On peut utiliser ces exercices pour mettre l’accent sur une phase, corriger un défaut, ou pour entrainer une ou plusieurs qualités musculaires : force explosive (lourd-léger), endurance de force, enchainement d’un travail de vitesse avec un travail de puissance, travail cardio-vasculaire (!!!)… Les combinaisons étant infinies, l’entraineur peut laisser libre cours à son imagination.
VII – Les exercices dérivés
Les exercices dérivés des mouvements olympiques font partie de trois familles :
– Les flexions (squat nuque, squat clavicules, flexion d’arraché…)
– Les tirages (tirage lourd, tirage haut…)
– Les développés (développé couché, développé, développé nuque…)
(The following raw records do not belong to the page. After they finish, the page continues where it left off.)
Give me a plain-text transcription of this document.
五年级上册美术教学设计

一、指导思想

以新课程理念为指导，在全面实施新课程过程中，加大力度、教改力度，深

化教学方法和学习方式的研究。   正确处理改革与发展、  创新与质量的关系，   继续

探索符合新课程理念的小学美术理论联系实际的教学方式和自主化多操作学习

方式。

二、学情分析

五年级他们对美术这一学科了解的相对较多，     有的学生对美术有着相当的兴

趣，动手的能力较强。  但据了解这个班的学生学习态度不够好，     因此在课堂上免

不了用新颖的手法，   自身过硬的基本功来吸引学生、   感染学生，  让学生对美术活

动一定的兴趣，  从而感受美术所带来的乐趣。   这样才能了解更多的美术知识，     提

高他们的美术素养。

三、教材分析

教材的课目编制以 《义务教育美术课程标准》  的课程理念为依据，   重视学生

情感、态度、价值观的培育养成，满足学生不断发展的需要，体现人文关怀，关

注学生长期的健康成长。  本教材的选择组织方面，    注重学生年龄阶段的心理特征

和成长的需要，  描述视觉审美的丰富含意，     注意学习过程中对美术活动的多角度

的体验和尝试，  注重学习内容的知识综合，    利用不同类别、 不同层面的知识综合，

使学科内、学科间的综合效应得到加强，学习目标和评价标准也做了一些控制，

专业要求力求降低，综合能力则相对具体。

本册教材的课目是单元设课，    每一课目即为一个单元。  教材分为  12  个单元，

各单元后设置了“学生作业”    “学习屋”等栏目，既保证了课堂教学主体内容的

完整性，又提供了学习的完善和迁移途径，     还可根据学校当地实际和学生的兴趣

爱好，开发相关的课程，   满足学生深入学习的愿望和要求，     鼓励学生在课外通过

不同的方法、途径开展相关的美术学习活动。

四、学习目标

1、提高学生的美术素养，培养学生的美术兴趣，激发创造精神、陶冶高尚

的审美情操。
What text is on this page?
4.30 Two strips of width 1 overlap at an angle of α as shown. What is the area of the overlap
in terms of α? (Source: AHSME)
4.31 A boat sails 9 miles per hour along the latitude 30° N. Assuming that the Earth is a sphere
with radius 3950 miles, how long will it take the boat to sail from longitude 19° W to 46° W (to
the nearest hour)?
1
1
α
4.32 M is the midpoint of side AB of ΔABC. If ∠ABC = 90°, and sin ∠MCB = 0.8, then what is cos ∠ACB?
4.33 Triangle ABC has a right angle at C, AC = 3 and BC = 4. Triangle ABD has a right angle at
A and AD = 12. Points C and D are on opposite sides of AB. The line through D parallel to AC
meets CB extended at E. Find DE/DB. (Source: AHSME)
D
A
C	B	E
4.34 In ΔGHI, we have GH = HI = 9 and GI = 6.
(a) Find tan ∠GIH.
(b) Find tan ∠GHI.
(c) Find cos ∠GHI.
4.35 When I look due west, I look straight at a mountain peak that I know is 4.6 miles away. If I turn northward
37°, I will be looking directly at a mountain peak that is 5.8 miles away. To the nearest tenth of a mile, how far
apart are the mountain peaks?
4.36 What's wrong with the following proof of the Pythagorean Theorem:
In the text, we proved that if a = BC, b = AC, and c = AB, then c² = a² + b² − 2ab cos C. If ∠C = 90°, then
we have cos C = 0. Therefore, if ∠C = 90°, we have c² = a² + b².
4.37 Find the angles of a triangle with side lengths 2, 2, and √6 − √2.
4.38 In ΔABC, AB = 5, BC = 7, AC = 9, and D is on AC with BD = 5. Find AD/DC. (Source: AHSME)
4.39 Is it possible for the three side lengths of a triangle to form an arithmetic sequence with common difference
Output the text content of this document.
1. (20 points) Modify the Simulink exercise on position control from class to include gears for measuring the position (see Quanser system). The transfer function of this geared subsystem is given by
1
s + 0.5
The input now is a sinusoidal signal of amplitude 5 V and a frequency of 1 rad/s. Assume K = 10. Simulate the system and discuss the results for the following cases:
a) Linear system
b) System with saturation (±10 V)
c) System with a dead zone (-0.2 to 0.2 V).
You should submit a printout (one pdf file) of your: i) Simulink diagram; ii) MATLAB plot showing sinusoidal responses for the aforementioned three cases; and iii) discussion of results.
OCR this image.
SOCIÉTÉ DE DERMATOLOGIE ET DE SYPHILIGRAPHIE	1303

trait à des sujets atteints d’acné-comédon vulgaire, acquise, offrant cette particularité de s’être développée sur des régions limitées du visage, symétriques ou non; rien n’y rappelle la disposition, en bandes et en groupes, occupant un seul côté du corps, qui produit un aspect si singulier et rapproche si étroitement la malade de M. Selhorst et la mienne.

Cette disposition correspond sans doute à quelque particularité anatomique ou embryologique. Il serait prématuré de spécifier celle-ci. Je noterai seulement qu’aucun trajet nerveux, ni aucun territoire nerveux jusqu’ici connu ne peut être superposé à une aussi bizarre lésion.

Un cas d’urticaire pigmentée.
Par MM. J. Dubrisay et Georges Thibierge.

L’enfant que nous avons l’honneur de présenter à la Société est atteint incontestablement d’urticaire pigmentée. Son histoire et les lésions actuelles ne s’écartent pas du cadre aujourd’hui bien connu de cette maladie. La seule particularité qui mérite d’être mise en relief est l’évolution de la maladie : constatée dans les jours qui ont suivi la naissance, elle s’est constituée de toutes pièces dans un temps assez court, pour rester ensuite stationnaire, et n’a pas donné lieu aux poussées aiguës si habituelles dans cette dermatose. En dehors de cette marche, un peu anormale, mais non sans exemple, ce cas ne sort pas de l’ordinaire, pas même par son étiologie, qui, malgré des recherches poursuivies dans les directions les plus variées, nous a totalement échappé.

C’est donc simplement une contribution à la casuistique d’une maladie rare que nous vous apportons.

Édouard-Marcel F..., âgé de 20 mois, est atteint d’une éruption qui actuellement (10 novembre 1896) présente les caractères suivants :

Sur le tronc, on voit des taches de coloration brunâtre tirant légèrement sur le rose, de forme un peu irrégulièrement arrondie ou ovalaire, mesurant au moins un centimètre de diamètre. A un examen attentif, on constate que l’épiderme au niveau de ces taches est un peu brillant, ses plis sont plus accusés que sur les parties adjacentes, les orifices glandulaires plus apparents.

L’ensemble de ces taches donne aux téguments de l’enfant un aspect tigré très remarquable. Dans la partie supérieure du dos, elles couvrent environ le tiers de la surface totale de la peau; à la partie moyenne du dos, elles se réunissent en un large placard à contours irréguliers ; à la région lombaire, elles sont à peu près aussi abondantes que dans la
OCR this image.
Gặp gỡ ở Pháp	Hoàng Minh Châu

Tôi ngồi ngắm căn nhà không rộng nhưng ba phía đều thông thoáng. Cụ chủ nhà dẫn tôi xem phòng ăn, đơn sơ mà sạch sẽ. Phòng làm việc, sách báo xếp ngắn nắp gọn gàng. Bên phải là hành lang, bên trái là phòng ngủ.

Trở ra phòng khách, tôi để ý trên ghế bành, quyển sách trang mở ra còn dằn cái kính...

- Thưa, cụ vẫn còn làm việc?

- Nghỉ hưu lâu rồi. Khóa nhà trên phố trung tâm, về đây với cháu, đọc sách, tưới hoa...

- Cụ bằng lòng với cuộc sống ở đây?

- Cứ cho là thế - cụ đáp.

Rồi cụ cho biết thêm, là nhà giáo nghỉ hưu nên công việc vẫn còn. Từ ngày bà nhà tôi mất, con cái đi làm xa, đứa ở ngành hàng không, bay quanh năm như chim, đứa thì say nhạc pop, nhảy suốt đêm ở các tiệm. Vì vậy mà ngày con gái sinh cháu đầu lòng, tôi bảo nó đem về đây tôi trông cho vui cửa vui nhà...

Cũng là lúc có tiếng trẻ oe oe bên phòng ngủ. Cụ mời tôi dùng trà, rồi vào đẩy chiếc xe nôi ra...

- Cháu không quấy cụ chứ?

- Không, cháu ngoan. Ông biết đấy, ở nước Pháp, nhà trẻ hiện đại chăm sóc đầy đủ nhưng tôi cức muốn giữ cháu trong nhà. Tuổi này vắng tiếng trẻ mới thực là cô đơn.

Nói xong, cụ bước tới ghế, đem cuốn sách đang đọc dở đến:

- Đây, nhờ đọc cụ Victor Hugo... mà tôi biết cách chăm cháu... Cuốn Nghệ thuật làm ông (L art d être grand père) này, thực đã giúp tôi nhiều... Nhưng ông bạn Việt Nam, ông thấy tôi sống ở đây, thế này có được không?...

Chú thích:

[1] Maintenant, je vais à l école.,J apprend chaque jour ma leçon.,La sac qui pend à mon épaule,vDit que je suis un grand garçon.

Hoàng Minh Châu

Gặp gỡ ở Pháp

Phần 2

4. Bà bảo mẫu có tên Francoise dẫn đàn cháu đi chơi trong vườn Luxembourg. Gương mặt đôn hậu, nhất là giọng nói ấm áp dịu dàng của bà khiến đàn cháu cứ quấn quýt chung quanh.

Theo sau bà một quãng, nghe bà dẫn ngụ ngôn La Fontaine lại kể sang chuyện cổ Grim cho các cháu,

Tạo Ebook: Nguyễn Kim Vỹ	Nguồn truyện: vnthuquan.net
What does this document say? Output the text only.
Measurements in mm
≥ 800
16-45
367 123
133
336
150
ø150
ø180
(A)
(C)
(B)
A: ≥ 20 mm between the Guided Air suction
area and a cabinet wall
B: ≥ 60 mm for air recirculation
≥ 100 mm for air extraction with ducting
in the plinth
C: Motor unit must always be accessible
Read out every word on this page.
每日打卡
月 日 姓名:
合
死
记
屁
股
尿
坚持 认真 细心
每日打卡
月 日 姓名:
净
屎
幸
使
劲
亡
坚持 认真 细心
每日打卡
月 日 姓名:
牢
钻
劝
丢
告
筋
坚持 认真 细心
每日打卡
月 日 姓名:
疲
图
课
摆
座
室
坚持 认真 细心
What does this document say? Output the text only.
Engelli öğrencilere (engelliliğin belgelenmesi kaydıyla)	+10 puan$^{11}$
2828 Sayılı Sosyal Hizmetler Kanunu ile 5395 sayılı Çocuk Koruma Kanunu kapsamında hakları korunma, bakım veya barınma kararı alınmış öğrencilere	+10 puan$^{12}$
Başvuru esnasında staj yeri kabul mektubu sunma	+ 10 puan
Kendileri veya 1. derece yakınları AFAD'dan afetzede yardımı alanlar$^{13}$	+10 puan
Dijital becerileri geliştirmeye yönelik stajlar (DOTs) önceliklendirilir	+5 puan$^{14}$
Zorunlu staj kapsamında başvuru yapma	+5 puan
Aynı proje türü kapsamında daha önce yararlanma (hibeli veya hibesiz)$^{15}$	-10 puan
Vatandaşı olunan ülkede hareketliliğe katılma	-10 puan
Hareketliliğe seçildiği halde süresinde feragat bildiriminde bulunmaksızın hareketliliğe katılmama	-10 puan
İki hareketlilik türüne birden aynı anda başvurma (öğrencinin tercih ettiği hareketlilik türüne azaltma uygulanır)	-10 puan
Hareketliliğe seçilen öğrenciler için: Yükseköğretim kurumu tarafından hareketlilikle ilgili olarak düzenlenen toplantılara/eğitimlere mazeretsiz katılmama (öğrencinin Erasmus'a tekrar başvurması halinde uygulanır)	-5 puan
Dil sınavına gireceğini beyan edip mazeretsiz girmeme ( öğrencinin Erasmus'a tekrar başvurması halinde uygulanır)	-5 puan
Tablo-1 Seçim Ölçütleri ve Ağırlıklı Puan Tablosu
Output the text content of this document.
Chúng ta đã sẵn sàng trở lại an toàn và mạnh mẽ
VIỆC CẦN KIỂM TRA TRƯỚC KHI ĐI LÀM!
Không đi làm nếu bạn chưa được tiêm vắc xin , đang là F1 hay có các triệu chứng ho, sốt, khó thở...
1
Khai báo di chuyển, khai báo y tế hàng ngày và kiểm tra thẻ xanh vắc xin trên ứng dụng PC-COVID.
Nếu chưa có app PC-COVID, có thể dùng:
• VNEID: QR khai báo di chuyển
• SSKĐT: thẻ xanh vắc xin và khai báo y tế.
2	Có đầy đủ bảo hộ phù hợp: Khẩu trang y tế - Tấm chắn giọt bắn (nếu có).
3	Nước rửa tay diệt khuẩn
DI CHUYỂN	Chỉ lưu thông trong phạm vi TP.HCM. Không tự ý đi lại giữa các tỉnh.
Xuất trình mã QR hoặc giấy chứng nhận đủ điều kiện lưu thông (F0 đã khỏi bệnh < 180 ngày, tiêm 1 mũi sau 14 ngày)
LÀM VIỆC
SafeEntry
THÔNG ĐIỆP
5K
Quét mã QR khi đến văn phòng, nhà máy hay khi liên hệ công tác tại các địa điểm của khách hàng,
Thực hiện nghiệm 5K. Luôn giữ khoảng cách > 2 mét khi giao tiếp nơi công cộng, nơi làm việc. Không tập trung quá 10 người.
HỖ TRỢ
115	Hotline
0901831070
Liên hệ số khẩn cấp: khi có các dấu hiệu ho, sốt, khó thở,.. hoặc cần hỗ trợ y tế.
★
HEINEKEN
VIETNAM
Ce sont des mouvements poly-articulaires à charge libre utilisés dans les programmes de préparation physique habituels, ils ont l’avantage de travailler plusieurs groupes musculaires à la fois et de pouvoir s’adapter à n’importe quel protocole d’entrainement (renforcement musculaire, force maximale, endurance de force, puissance…).
En préparation physique, les exercices à charge libre devraient occuper au moins 80% des programmes.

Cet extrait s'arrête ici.